Es claro que el odio al chivo expiatorio no sirve para acabar con aquello,
difuso, que nos atemoriza, pero genera la ilusión colectiva de tenerlo
controlado.
Un segundo efecto de ese miedo inconcreto que tan bien retrató Jean Delumeau en «El miedo en Occidente», es la añoranza. La incertidumbre ante el futuro genera una extraña nostalgia de lo no vivido en los jóvenes y una romántica idealización del pasado en los viejos. Es la añoranza con la que – frente a las turbulencias del presente – se reivindican los valores incuestionables de antaño o se invoca a la nación primigenia, al glorioso Reich, a la América que perdimos (y hay que hacer grande de nuevo) o a la España «unida y en paz» del franquismo.
Pero más allá de esto, hay un tercer efecto de la incertidumbre y el miedo que me gustaría destacar: el del advenimiento de los «monstruos» convertidos coyunturalmente en héroes. Y ocurre cuando, en momentos de gran incertidumbre, aparece lo «monstruoso» en uno de sus sentidos más arcaicos: el del «prodigio extraordinario» que nos advierte (y promete librarnos) de la insostenibilidad o corrupción de lo ordinario. Milei, Trump, Musk representan a la perfección este tipo de «monstruo prodigioso» (mucho más que los más mediocres Le Pen, Abascal, Orbán o Meloni).

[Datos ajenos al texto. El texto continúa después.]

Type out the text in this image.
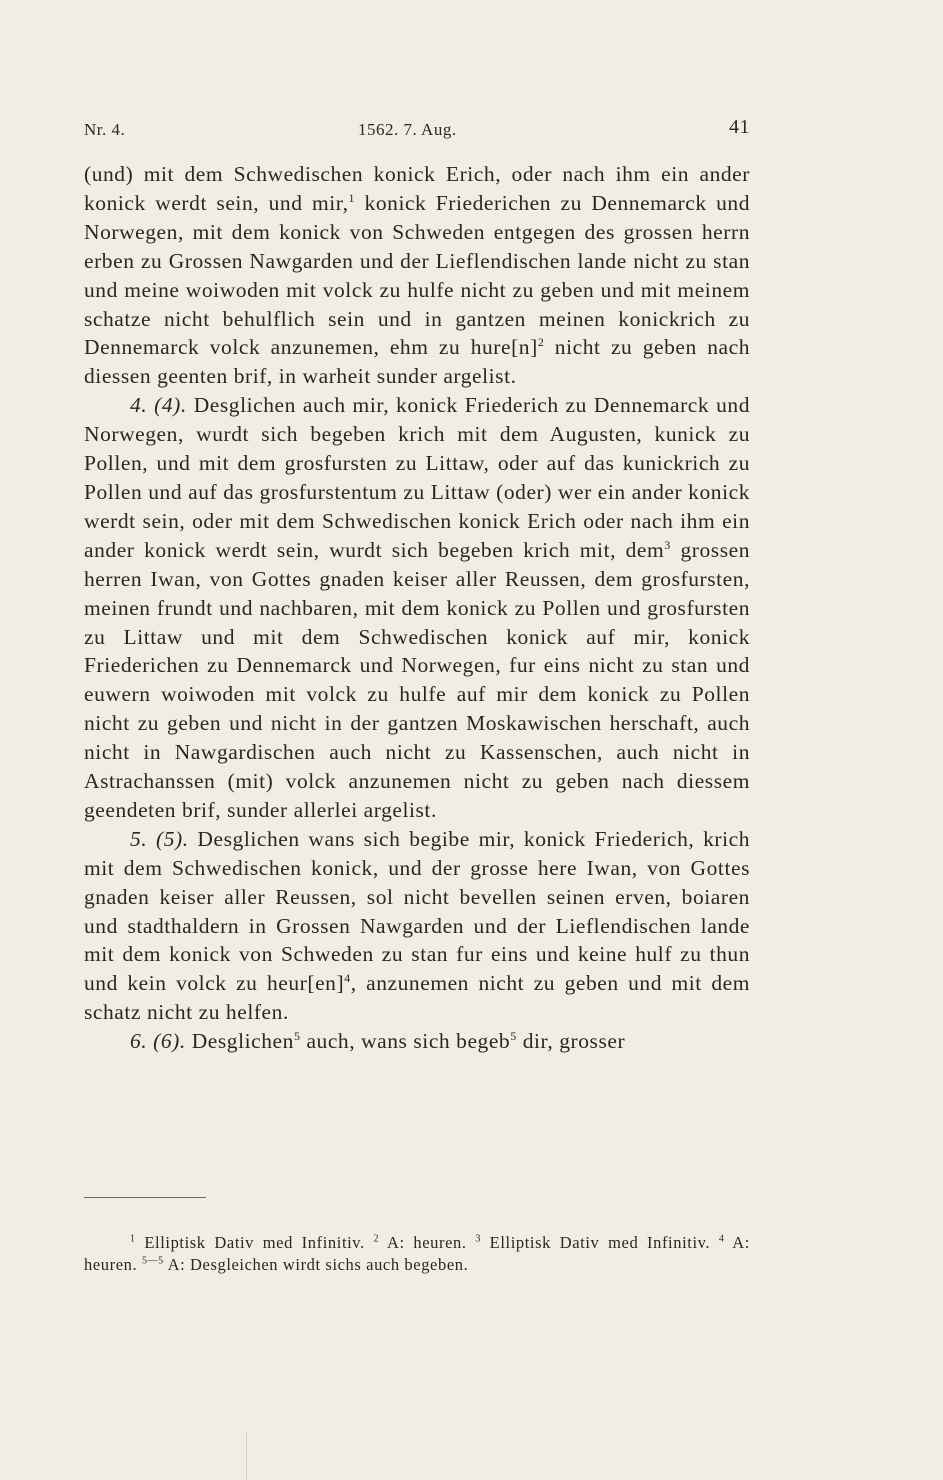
Nr. 4.	1562. 7. Aug.	41

(und) mit dem Schwedischen konick Erich, oder nach ihm ein ander konick werdt sein, und mir,$^1$ konick Friederichen zu Dennemarck und Norwegen, mit dem konick von Schweden entgegen des grossen herrn erben zu Grossen Nawgarden und der Lieflendischen lande nicht zu stan und meine woiwoden mit volck zu hulfe nicht zu geben und mit meinem schatze nicht behulflich sein und in gantzen meinen konickrich zu Dennemarck volck anzunemen, ehm zu $hure[n]^2$ nicht zu geben nach diessen geenten brif, in warheit sunder argelist.

4. (4). Desglichen auch mir, konick Friederich zu Dennemarck und Norwegen, wurdt sich begeben krich mit dem Augusten, kunick zu Pollen, und mit dem grosfursten zu Littaw, oder auf das kunickrich zu Pollen und auf das grosfurstentum zu Littaw (oder) wer ein ander konick werdt sein, oder mit dem Schwedischen konick Erich oder nach ihm ein ander konick werdt sein, wurdt sich begeben krich mit, dem$^3$ grossen herren Iwan, von Gottes gnaden keiser aller Reussen, dem grosfursten, meinen frundt und nachbaren, mit dem konick zu Pollen und grosfursten zu Littaw und mit dem Schwedischen konick auf mir, konick Friederichen zu Dennemarck und Norwegen, fur eins nicht zu stan und euwern woiwoden mit volck zu hulfe auf mir dem konick zu Pollen nicht zu geben und nicht in der gantzen Moskawischen herschaft, auch nicht in Nawgardischen auch nicht zu Kassenschen, auch nicht in Astrachanssen (mit) volck anzunemen nicht zu geben nach diessem geendeten brif, sunder allerlei argelist.

5. (5). Desglichen wans sich begibe mir, konick Friederich, krich mit dem Schwedischen konick, und der grosse here Iwan, von Gottes gnaden keiser aller Reussen, sol nicht bevellen seinen erven, boiaren und stadthaldern in Grossen Nawgarden und der Lieflendischen lande mit dem konick von Schweden zu stan fur eins und keine hulf zu thun und kein volck zu heur[en]$^4$, anzunemen nicht zu geben und mit dem schatz nicht zu helfen.

6. (6). Desglichen$^5$ auch, wans sich begeb$^5$ dir, grosser

$^1$ Elliptisk Dativ med Infinitiv. $^2$ A: heuren. $^3$ Elliptisk Dativ med Infinitiv. $^4$ A: heuren. $^{5—5}$ A: Desgleichen wirdt sichs auch begeben.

Estos monstruos son también una proyección o encarnación concreta de la incertidumbre, pero no ya como chivos expiatorios a sacrificar, sino como medio (no menos ilusorio) de dar cierta forma al desorden imperante a través de algo igualmente caótico, pero humano y concreto, y con quien podemos identificarnos mejor. Así, un monstruo identificable y particular – como Trump, Milei, Putin … – puede presentarse como héroe frente a un monstruo inconmensurable y genérico (la economía errática, la pérdida de referentes, la emergencia de nuevas potencias…) del que promete librarnos para conducirnos a un imaginario y no menos indefinido futuro de abundancia y gloria (lo indefinido es entonces estimulante, y no atemorizante).
Cuando las incertidumbres son tantas y de tan variada naturaleza (crisis climática, inquietud económica, polarización social, amenazas bélicas…) los seres humanos parece, pues, que repetimos este viejo repertorio tripartito: sacrificio de la víctima propiciatoria; añoranza de un pasado idílico; y entronización de aquel que, por extraño e imprevisible que sea (o justamente por eso), parece capaz de hacer un milagro tan extraordinario como aquello mismo que nos espanta. Tal vez parezca que hace falta un monstruo para domeñar lo monstruoso del mundo. Muchos creemos que lo que va a hacer es aumentarlo. Lo veremos muy pronto.